After shooting 10 rolls worth of pictures, I discovered that it's not that practical to have all those plastic sheets with negatives lounging around. I wanted to scan some negatives again and had to fight myself through a jungle of images to find out which group they were in. And it's always the one you check last...
Finding a solution wasn’t the easiest thing though. I’m a bit of a perfectionist and when I have a picture in my head of how I want it, I’m like a pitbull dog, I won’t let go ’til I get that picture (always hilarious when people like that dive into the adventure that is Lomography…)
The biggest issue for me was making my archive independent from technology. I didn’t want to hassle myself with a PC using online databases, spreadsheets, etc. I just used some old-fashioned pen and paper combination to make it all come together.

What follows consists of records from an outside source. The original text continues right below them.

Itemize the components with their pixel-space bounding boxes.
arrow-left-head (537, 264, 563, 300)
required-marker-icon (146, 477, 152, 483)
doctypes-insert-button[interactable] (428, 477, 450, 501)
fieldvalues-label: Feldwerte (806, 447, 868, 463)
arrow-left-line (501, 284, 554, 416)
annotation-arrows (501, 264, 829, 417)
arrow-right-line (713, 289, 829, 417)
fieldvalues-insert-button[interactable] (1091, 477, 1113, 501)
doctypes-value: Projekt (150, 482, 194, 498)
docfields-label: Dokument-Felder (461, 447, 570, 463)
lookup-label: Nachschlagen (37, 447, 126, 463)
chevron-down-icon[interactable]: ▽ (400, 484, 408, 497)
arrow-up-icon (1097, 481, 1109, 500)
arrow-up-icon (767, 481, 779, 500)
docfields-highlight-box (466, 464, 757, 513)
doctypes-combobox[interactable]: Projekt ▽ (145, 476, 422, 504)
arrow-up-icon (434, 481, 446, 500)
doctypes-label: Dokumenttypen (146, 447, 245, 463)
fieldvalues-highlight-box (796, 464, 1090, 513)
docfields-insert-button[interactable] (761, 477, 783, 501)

Keeping my archive in a Moleskine was the obvious choice. I’ve been a huge fan of the blank books for the past 7 years and you can always find me making notes and doodles in them or scribling crochet patterns.

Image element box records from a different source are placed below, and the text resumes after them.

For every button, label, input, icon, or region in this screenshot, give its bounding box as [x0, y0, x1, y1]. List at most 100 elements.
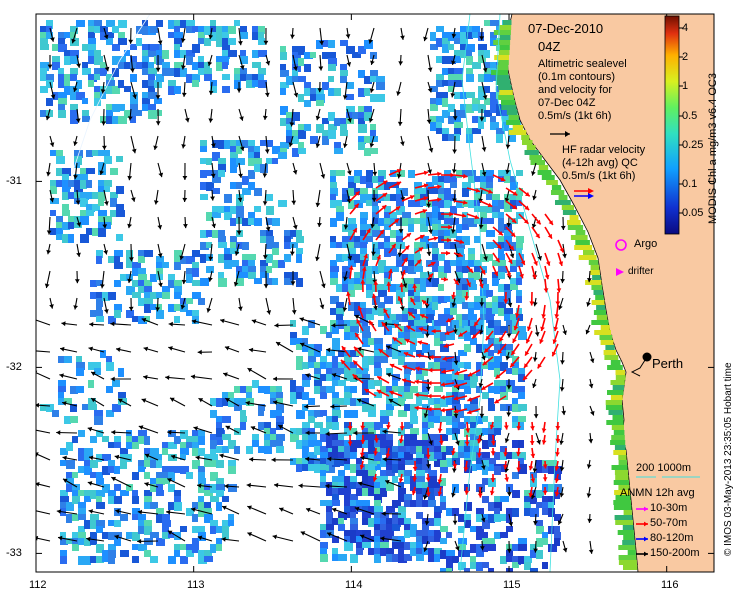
chlorophyll-pixel [78, 502, 86, 509]
chlorophyll-pixel [302, 362, 309, 369]
altimetry-line-4: 07-Dec 04Z [538, 97, 596, 109]
chlorophyll-pixel [320, 542, 328, 549]
chlorophyll-pixel [398, 458, 405, 464]
chlorophyll-pixel [380, 518, 386, 525]
chlorophyll-pixel [390, 230, 396, 238]
chlorophyll-pixel [404, 440, 411, 446]
chlorophyll-pixel [308, 362, 314, 368]
chlorophyll-pixel [266, 278, 272, 285]
colorbar-tick-0.1: 0.1 [682, 178, 698, 190]
chlorophyll-pixel [78, 508, 86, 515]
chlorophyll-pixel [542, 508, 548, 515]
chlorophyll-pixel [448, 44, 454, 50]
chlorophyll-pixel [462, 236, 470, 245]
chlorophyll-pixel [350, 554, 358, 563]
chlorophyll-pixel [234, 446, 240, 454]
chlorophyll-pixel [64, 416, 71, 424]
chlorophyll-pixel [414, 302, 422, 309]
chlorophyll-pixel [174, 292, 181, 299]
chlorophyll-pixel [428, 398, 435, 405]
chlorophyll-pixel [242, 140, 249, 148]
chlorophyll-pixel [76, 368, 84, 376]
chlorophyll-pixel [542, 562, 548, 569]
chlorophyll-pixel [484, 98, 490, 105]
chlorophyll-pixel [436, 38, 443, 47]
chlorophyll-pixel [330, 260, 337, 267]
chlorophyll-pixel [402, 188, 408, 196]
chlorophyll-pixel [148, 86, 155, 92]
chlorophyll-pixel [342, 284, 348, 292]
chlorophyll-pixel [132, 436, 139, 442]
chlorophyll-pixel [218, 230, 225, 237]
chlorophyll-pixel [114, 496, 122, 504]
chlorophyll-pixel [328, 112, 335, 121]
chlorophyll-pixel [332, 440, 338, 447]
coastal-chlorophyll-pixel [608, 410, 623, 415]
chlorophyll-pixel [500, 496, 509, 502]
chlorophyll-pixel [124, 86, 131, 92]
chlorophyll-pixel [46, 80, 53, 88]
chlorophyll-pixel [308, 398, 315, 405]
chlorophyll-pixel [366, 182, 373, 188]
chlorophyll-pixel [466, 74, 474, 82]
chlorophyll-pixel [488, 568, 494, 572]
chlorophyll-pixel [342, 254, 349, 261]
chlorophyll-pixel [454, 80, 463, 87]
chlorophyll-pixel [304, 100, 311, 107]
chlorophyll-pixel [462, 224, 469, 230]
chlorophyll-pixel [480, 314, 486, 320]
coastal-chlorophyll-pixel [546, 180, 558, 185]
chlorophyll-pixel [548, 460, 557, 466]
chlorophyll-pixel [360, 194, 366, 203]
coastal-chlorophyll-pixel [623, 510, 632, 515]
chlorophyll-pixel [118, 104, 125, 111]
chlorophyll-pixel [222, 86, 230, 93]
chlorophyll-pixel [434, 518, 441, 526]
chlorophyll-pixel [464, 550, 470, 557]
chlorophyll-pixel [366, 236, 373, 242]
chlorophyll-pixel [298, 124, 305, 130]
chlorophyll-pixel [362, 542, 371, 548]
chlorophyll-pixel [364, 148, 371, 156]
chlorophyll-pixel [266, 266, 272, 273]
chlorophyll-pixel [290, 458, 296, 465]
chlorophyll-pixel [78, 466, 85, 473]
coastal-chlorophyll-pixel [615, 475, 629, 480]
chlorophyll-pixel [498, 236, 505, 243]
chlorophyll-pixel [444, 260, 450, 267]
chlorophyll-pixel [138, 268, 146, 275]
chlorophyll-pixel [258, 50, 267, 57]
coastal-chlorophyll-pixel [623, 535, 635, 540]
coastal-chlorophyll-pixel [570, 235, 588, 240]
chlorophyll-pixel [488, 404, 495, 411]
chlorophyll-pixel [456, 266, 463, 272]
coastal-chlorophyll-pixel [578, 255, 597, 260]
chlorophyll-pixel [490, 116, 496, 122]
chlorophyll-pixel [292, 148, 299, 157]
chlorophyll-pixel [296, 236, 304, 243]
chlorophyll-pixel [210, 440, 217, 449]
chlorophyll-pixel [162, 520, 171, 527]
chlorophyll-pixel [132, 442, 139, 449]
chlorophyll-pixel [56, 180, 63, 187]
chlorophyll-pixel [254, 218, 262, 226]
chlorophyll-pixel [58, 38, 65, 45]
chlorophyll-pixel [436, 26, 444, 32]
chlorophyll-pixel [398, 356, 405, 365]
chlorophyll-pixel [404, 470, 412, 476]
coastal-chlorophyll-pixel [607, 365, 623, 370]
chlorophyll-pixel [290, 332, 297, 339]
chlorophyll-pixel [276, 392, 283, 399]
chlorophyll-pixel [136, 38, 142, 46]
chlorophyll-pixel [524, 562, 531, 570]
chlorophyll-pixel [488, 398, 494, 405]
chlorophyll-pixel [218, 140, 225, 149]
chlorophyll-pixel [470, 556, 476, 562]
chlorophyll-pixel [398, 410, 407, 417]
chlorophyll-pixel [338, 554, 347, 561]
chlorophyll-pixel [210, 544, 216, 553]
chlorophyll-pixel [518, 332, 527, 340]
chlorophyll-pixel [192, 268, 199, 277]
chlorophyll-pixel [336, 170, 345, 176]
chlorophyll-pixel [96, 256, 102, 264]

One of the Moleskins (the soft cover ones) has a black cardboard cover. I used a white pen to scribble to be artsy and then I stuck a strip of unused negative on it.
On the inside, my contact information can be found. Together with the promise that if someone finds and returns the book to me I’ll shoot a full roll for them with my analogue machines.

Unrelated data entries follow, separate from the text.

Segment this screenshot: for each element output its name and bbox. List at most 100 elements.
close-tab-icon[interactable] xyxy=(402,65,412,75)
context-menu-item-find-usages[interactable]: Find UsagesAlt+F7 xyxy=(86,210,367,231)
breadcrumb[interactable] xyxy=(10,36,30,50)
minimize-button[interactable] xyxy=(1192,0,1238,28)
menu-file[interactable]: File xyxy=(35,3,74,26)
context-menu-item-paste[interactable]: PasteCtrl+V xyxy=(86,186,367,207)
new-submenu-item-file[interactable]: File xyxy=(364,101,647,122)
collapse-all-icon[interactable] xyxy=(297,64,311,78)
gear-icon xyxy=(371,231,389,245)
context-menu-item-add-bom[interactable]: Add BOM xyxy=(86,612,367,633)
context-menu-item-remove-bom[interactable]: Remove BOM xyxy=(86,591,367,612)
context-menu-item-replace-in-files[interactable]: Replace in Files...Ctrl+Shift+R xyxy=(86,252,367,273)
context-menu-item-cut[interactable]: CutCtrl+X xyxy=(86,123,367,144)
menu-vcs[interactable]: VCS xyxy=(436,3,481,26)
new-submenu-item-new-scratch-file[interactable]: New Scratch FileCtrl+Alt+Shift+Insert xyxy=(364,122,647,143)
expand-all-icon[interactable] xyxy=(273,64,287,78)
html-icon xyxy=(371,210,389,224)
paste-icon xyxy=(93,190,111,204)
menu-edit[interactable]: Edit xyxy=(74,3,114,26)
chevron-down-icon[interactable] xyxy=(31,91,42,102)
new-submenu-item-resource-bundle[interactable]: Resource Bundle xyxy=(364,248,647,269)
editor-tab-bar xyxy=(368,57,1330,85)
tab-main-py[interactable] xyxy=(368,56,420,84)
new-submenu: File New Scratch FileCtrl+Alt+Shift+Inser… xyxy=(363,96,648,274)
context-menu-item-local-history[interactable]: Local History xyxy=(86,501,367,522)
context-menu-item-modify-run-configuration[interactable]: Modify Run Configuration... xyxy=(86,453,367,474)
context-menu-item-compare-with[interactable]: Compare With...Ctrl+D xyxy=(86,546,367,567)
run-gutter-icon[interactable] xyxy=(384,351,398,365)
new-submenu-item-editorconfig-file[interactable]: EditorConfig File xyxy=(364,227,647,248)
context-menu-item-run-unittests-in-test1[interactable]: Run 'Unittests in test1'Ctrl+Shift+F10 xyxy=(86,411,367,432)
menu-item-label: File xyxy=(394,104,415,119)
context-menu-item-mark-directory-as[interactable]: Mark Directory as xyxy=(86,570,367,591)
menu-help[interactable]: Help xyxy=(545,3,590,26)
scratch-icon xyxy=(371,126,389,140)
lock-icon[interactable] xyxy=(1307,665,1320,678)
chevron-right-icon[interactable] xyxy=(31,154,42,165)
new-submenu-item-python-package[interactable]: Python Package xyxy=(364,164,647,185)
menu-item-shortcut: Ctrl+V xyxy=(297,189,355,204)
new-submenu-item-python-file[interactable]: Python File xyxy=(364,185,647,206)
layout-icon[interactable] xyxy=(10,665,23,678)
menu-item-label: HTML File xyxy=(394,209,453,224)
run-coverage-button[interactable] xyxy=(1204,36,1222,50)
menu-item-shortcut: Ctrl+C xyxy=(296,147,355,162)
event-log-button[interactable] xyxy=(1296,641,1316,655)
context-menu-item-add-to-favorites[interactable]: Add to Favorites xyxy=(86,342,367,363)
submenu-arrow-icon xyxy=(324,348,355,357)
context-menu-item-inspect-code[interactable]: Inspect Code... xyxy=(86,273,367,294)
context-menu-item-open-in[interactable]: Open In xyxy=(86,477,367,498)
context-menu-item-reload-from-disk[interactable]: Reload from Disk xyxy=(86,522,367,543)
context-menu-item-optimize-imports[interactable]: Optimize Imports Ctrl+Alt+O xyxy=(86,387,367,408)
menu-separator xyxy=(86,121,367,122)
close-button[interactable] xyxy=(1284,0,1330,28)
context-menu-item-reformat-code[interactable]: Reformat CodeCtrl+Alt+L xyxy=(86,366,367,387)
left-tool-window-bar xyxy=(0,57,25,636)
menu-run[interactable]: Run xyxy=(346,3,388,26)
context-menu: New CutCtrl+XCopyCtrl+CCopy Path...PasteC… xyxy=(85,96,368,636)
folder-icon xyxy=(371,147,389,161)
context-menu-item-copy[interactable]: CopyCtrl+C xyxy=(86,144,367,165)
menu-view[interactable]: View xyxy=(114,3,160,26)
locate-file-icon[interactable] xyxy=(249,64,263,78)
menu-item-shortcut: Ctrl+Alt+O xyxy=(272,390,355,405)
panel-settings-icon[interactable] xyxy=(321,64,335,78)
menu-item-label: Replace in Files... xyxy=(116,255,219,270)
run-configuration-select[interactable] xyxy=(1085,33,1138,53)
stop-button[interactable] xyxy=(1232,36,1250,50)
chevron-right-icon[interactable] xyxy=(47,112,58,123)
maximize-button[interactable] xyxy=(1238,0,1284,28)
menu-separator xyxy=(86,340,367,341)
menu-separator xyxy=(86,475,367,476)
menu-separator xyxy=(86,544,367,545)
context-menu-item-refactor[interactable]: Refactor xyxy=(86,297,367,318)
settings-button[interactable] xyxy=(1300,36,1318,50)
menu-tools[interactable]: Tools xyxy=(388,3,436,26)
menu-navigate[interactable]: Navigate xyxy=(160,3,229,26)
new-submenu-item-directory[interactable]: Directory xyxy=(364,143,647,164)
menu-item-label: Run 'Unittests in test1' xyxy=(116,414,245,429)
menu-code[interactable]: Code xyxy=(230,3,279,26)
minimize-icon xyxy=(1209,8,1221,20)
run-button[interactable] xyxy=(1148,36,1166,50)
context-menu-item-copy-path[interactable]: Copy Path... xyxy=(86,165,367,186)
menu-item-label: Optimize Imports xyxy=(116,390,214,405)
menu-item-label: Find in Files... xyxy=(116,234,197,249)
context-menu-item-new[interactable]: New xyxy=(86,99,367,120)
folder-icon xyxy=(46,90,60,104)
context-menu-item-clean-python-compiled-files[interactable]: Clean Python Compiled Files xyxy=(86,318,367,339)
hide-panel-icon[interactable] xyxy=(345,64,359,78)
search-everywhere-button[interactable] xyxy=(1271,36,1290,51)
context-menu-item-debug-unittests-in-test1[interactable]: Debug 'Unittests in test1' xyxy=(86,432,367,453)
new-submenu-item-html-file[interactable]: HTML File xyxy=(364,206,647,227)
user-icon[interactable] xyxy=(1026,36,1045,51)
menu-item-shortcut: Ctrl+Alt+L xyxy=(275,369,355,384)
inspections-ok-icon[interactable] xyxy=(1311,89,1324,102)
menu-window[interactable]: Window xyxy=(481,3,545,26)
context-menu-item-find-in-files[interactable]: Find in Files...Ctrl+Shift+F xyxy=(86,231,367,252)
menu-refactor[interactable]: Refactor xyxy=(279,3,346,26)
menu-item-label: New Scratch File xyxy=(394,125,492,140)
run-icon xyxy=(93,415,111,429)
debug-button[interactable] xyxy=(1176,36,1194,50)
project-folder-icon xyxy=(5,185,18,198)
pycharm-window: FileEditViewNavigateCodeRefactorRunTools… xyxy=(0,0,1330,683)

So, I have the registration covered, now for the actual system!
I get most of my film on the roll and I cut them myself. Sometimes this means I have long negatives that just don’t fit into a normal negative sheet. I choose to put the developed rolls back into the canisters. (That’s how I roll, so to speak)
A sticker goes on the canister’s lid and I write a number on it that correspondes with the number in my Moleskine.
Finally, I did decide to put another label on the canisters with a small summary. The type of film, the date and what’s on the roll. A more detailed description will go into the Moleskine.
As a little extra, I put little stickers on the canisters that will instantly show me with what camera the roll was shot.
Collecting all the rolls in one place to keep them organized was the last hurdle and with a great little cardboard drawer I found at the local department store, I fixed that! Eventually, I want to cover them in stickers that I get everywhere but for now it’s still all ‘new’.
The top drawer is 35mm canisters, the middle I filled with scanning masks and the bottom drawer will be dedicated to my 120 rolls.